Para ela, está ocorrendo cada vez mais a judicialização da política. Cerqueira explicou que as demandas inerentes ao Legislativo e ao Executivo acabam sendo “resolvidas” pelo Poder Judiciário, e muitas vezes, em âmbito individual. “Se não quisermos que os direitos dos trabalhadores e dos cidadãos sejam lesados, precisamos instituir políticas públicas de Estado”, concluiu.

Debates - Na fase de debates, o sindicalista Carlos Calazans lembrou que a data de 1º de abril de 1964 é muito marcante, pois nesse dia 79 sindicatos de Minas Gerais foram cassados, bem como 43 sindicalistas foram presos. De acordo com Calazans, uma pergunta fica no ar. "Se a ditadura acabou, como explicar casos recentes, como o de Amarildo de Souza e Cláudia da Silva Ferreira?”, pontuou. Ele se referiu, respectivamente, ao caso do ajudante de pedreiro que desapareceu em julho do ano passado após ser detido por policiais, no Rio de Janeiro; e ao da mulher arrastada por uma viatura militar no último dia 16 de março, também no Rio.

O deputado Rogério Correia (PT) defendeu uma reforma política, não apenas eleitoral, mas institucional. “A Constituição foi testada, mas muitos problemas permanecem. O fim do regime militar não resolveu todos os problemas da luta pela liberdade. Já lançamos a ideia de um plebiscito para uma Constituinte exclusiva”, completou.

O procurador da República Edmundo Antônio Dias disse ainda que é contra a Constituinte exclusiva, pois, segundo ele, a Constituição brasileira não permite convocação de plebiscito com essa finalidade.

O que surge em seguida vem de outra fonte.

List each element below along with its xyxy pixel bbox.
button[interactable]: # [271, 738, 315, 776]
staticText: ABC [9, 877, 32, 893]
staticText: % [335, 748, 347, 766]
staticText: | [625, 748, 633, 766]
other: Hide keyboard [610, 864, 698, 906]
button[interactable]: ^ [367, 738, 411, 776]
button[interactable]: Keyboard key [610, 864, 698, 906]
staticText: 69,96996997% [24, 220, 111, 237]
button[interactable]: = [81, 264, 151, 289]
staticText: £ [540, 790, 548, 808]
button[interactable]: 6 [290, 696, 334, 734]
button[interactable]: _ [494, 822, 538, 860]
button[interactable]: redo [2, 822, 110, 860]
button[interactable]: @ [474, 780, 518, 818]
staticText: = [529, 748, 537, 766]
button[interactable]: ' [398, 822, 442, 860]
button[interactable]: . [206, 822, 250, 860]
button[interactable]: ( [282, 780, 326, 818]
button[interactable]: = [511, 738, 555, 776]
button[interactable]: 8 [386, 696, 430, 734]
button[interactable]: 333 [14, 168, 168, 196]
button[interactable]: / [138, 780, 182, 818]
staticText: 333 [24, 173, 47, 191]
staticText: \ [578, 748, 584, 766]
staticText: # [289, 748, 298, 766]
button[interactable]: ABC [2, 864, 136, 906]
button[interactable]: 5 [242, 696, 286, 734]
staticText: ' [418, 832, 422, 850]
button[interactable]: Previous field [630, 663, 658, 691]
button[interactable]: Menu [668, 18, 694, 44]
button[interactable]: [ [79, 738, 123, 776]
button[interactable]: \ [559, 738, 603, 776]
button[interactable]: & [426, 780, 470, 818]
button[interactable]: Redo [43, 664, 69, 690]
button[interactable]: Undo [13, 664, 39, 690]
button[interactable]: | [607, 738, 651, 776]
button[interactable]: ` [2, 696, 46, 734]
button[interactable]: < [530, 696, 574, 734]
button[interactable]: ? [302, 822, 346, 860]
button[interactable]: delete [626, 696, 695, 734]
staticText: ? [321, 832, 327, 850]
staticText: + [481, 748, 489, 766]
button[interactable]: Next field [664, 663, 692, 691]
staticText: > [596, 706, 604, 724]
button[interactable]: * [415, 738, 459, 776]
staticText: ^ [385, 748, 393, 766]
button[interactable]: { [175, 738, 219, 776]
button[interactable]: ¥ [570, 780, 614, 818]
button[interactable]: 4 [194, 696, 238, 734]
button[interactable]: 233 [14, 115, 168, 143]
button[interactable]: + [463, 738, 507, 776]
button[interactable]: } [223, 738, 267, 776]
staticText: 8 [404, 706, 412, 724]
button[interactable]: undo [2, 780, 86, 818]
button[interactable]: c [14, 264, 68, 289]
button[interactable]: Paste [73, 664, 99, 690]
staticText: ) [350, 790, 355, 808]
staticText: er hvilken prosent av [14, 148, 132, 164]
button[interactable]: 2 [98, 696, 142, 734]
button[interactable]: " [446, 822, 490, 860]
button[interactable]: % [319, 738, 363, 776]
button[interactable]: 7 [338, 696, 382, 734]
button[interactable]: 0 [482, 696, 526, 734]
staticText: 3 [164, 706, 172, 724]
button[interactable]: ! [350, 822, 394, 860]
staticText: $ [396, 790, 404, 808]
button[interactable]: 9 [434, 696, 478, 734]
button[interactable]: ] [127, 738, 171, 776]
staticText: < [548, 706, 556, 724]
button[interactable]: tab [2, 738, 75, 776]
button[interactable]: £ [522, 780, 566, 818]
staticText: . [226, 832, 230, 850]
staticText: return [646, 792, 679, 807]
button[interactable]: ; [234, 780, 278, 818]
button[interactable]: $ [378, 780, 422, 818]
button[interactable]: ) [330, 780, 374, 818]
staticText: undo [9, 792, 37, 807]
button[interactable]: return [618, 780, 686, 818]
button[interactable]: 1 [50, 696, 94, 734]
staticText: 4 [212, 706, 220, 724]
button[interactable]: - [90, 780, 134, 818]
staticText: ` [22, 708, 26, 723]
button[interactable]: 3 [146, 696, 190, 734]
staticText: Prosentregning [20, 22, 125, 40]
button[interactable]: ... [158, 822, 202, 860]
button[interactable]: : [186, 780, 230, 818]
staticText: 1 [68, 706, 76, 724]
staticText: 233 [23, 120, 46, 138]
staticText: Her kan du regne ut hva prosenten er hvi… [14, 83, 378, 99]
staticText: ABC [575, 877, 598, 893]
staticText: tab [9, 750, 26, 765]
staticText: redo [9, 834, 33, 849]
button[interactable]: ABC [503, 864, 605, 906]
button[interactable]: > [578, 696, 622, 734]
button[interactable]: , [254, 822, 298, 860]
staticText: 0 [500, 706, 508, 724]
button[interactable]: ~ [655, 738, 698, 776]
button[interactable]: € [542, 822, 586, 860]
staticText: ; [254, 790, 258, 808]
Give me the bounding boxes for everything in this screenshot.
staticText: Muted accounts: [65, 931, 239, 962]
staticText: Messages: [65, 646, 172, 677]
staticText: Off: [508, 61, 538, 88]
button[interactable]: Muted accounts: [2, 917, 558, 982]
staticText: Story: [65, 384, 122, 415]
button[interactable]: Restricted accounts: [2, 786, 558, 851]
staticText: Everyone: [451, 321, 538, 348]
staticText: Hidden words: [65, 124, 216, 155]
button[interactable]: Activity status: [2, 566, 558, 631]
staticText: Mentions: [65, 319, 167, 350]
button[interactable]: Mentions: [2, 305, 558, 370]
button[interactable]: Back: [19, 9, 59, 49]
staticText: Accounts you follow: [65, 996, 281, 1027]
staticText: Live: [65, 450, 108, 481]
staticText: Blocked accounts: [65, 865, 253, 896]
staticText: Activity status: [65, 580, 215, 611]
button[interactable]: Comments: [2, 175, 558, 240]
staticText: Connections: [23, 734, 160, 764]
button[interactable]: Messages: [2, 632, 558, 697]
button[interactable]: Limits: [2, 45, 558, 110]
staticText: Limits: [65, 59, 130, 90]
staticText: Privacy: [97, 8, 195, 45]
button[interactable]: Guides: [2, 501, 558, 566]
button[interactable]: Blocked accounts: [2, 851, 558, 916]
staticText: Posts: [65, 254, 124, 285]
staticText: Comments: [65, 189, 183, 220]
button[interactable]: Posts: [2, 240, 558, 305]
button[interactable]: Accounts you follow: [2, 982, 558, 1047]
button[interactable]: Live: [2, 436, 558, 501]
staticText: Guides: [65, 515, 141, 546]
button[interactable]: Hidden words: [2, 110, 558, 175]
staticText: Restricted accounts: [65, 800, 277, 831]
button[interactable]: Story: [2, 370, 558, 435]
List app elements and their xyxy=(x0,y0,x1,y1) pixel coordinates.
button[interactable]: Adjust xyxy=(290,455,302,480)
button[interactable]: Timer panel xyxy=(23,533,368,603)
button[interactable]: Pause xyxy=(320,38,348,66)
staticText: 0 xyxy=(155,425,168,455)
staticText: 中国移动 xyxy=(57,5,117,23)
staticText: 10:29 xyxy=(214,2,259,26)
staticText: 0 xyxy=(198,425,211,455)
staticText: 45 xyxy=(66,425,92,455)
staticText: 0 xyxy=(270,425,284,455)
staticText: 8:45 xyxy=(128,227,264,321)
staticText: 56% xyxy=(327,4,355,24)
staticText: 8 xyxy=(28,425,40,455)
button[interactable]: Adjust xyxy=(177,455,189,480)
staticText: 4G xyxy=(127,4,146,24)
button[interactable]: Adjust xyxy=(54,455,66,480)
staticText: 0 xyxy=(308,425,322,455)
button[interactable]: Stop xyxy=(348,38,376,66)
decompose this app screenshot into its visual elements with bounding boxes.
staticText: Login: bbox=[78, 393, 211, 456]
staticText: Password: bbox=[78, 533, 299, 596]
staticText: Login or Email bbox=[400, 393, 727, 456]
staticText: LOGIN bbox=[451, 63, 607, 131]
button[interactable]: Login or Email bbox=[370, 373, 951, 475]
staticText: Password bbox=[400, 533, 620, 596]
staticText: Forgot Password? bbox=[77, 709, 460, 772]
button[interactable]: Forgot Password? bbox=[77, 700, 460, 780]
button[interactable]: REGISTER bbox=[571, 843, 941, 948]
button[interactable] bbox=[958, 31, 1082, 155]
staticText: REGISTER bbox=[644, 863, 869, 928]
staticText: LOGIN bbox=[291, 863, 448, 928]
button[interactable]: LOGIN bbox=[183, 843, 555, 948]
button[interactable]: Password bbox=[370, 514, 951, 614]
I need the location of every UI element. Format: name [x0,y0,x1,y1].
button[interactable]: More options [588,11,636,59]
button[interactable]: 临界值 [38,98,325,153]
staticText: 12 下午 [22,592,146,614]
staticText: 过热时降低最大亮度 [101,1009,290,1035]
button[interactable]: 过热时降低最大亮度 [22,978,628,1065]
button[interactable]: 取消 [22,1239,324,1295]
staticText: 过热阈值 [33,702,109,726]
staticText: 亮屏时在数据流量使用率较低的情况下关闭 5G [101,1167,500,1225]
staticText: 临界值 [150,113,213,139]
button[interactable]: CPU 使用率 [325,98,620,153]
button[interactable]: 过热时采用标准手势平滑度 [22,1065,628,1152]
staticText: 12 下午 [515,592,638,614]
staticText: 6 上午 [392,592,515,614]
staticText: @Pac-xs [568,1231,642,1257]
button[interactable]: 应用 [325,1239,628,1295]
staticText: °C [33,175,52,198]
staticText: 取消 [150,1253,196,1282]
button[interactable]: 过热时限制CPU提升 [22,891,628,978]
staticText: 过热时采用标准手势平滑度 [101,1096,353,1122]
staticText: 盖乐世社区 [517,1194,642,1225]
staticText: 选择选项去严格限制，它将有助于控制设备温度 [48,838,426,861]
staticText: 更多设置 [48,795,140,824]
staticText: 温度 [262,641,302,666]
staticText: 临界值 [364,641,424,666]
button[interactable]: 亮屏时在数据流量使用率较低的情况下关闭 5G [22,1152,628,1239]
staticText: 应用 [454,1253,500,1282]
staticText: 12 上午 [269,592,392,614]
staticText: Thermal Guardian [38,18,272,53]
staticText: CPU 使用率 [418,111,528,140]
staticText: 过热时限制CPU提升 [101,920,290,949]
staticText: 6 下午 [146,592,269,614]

Finalmente, o professor da UFMG João Antônio de Paula observou que, para que a democratização se efetive plenamente no País, alguns pressupostos são essenciais, como a necessidade de se incluir mecanismos de controle social sobre o Estado e a democratização da informação, tendo em vista que, segundo ele, apenas sete famílias controlam os meios de comunicação no Brasil.